Однако так плохо к Ольге относились не всегда. Еще в апреле 1932 года Владимир в письме к своей жене Вере пишет: «Ольгин муж все так же мрачен, а Ольга очень похорошела» (краткие, но вполне благожелательные упоминания встречаются и раньше), а уже пять лет спустя, в июне 1937-го, награждает ее (также в письме к Вере) эпитетами «толстая, грубая, сумасшедшая». Вероятно, тогда и случился надлом.

Это же слово, «сумасшедшая», мы встречаем еще раз. Племянник Ольги, сын Елены Сикорской (его зовут – о нет! – Владимиром), уже в 2016 году в интервью[41] охарактеризовал свою тетку так: «Она была совершенно сумасшедшая».
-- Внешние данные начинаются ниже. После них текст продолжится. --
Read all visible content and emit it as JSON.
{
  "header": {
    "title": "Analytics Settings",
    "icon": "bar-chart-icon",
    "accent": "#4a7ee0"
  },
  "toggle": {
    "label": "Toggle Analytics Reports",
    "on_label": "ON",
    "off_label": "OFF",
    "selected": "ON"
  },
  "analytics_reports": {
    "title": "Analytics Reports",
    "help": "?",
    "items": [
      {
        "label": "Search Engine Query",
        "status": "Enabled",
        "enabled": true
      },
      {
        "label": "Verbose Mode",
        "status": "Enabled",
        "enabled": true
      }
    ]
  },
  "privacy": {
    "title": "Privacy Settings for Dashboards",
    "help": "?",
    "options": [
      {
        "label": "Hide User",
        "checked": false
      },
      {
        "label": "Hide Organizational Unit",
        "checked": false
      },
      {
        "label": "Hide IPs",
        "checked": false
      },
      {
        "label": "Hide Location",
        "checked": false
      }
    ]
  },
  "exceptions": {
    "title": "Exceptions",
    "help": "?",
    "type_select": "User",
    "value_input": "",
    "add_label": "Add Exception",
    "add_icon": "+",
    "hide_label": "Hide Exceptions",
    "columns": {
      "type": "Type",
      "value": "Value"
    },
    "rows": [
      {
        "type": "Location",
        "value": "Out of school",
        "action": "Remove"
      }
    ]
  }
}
Небольшое пояснение мы можем увидеть все в тех же письмах В. В. Набокова. Буквально в том же месяце, в апреле 1932 года, он пишет: «Ты не можешь себе представить, какие они оба нечистоплотные. Если не уследить, может, например, вымыть мальчику лицо в той же посуде, в которой варит суп, и наоборот. На днях я застал такую картину: Ольга на диване читает безобразно истрепанный том Герцена, а ребенок на полу мечтательно посасывает жестяную лоханку Бокса (таксы. – Г. А.[42]. И хотя нет прямого указания на то, кто эти «оба», нет сомнений, что речь об Ольге, ее втором муже Борисе Петкевиче, а ребенок – их сын Ростислав.